Campillo foi o primeiro enoturismo da história de Rioja, em 1990. Carrega esse rótulo. Hoje desdobra-se num espaço, Campillo Creativo, sala de exposições de arte que viria a cativar o júri ao atribuir o prémio Arte e Cultura no Best of Wines Tourism.
São vários os artistas expostos neste espaço singular que combina o mundo das artes e do vinho. E que eleva a marca icónica da Rioja, Faustino à mesa de 140 países no mundo.
Entre as obras e autores, um sobressai. Willy Ramos, pintor e escultor de origem colombiana de cujo traço saem os novos rótulos estilizados que reinterpretaram o famoso retrato de Rembrant, a cara à frente de um vinho.
A mão de Norman Foster no 1.0 do enoturismo
E é de caras que continuamos a falar de vinho. Não um qualquer, mas um cujo conteúdo e forma não dá espaço a desconhecimento.
Na dicotomia interpretativa das suas notas, a pastelaria nos toques de baunilha, marmelada, frutas em compota, ou especiarias no travo a canela, tabaco e cacau, fica na língua de cada um, quanto mais não seja para impressionar quem connosco partilha o cerimonial da prova.

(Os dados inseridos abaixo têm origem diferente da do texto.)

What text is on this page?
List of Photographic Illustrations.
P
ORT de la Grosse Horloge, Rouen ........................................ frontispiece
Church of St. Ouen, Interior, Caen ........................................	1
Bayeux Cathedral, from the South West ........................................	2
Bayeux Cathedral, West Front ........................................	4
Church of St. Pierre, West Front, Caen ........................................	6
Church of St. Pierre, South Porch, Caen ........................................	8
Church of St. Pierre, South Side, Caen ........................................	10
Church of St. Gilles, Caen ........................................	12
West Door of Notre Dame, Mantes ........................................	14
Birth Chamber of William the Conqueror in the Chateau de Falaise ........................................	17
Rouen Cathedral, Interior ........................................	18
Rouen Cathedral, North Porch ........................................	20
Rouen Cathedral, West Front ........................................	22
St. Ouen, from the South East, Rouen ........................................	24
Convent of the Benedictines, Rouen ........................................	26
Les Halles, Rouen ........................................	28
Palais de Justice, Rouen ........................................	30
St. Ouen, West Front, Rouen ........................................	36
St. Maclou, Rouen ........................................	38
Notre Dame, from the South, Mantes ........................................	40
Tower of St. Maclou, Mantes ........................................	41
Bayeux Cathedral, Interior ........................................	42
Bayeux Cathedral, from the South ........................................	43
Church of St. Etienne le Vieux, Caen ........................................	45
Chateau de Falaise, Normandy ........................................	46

Falamos do Faustino 1. O Gran Reserva Rioja cujo popular e icónico retrato de Rembrandt (1641), cola-se ao rótulo do vinho. O primeiro vintage saiu para o mercado em 1964 (colheita vintage de 1958) e cumpre o 60.º aniversário.
Lançado por Don Julio, 3.ª geração da família, em homenagem ao seu pai, Faustino, é responsável por 10 milhões de garrafas vendidas dentro do grupo Familia Martínez Zabala, 4.ª geração, dona de mais duas marcas em La Rioja (Campillo e Marqués de Vitoria), além de Ribera del Duero (Portia), Navarra (Bodegas Valcarlos) e Castilla-La Mancha (Bodegas Leganza).
Assente num legado de mais de 160 anos e do rasgo de marketing introduzido por D. Julio, a atual geração navega nas mesmas águas de empreendedorismo e inovação onde o grupo sempre se construiu.
Para mudar a cara da bodega Faustino e começar a escrever um futuro mais verde, atrás da cortina surgiu Norman Foster, prémio Pritzker (1999) cujo traço já desenhara o Portia, em Gumiel de Izán, Ribera del Duero. A Foster + Partners foi convidada para a reorganizar o coração dos 600 hectares de vinha, onde repousam mais 60 mil barricas.
Num casamento entre tanques antigos para fermentação e o aço inoxidável, o visitante respira ao ponto de ficar de nariz inebriado pelos odores perpetuados de inúmeros vendimas cujo registo teima em permanecer a cada recanto do espaço.
O desafio não ficou por aqui, havia que ir mais longe, um mais além que não foi mais cedo devido a fatores exógenos, a Pandemia COVID-19, a crise inflacionária e guerra da Ucrânia, esta última responsável pelo aumento do preço da madeira vinda dos Cárpatos, usada na edificação do novo edifício inaugurado no dia 31 de outubro.
Numa espécie de iglô mais achatado e retangular, no novo braço da bodega, o edifício Planeta 1.0, pretende oferecer experiência à volta do vinho, da vinha, da natureza, arquitetura e sustentabilidade, ao oferecer uma ligação mais profunda à terra e ao processo de vinificação.
A nova forma de viver o enoturismo não parte de uma maravilha arquitetónica, mas uma criação totalmente sustentável, ideia defendida pelo próprio Foster na apresentação do seu novo filho.
Tal como Frank Gerry inovou na bodega e hotel Marqués de Riscal, em Elciego, a pouco mais de 20 quilómetros, Norman Foster dá no Faustino, em Oyón, às portas da fronteira do País Basco com Navarra mais um passo no caminho trilhado em Rioja Alavesa. Vinho e arquitetura rumo à sustentabilidade e inovação através do recurso a painéis fotovoltaicos (+ 70 % de energia produzido do que consomida) e absorção de emissões de carbono.
O SAPO24 viajou a convite do Turismo Vitoria-Gasteiz.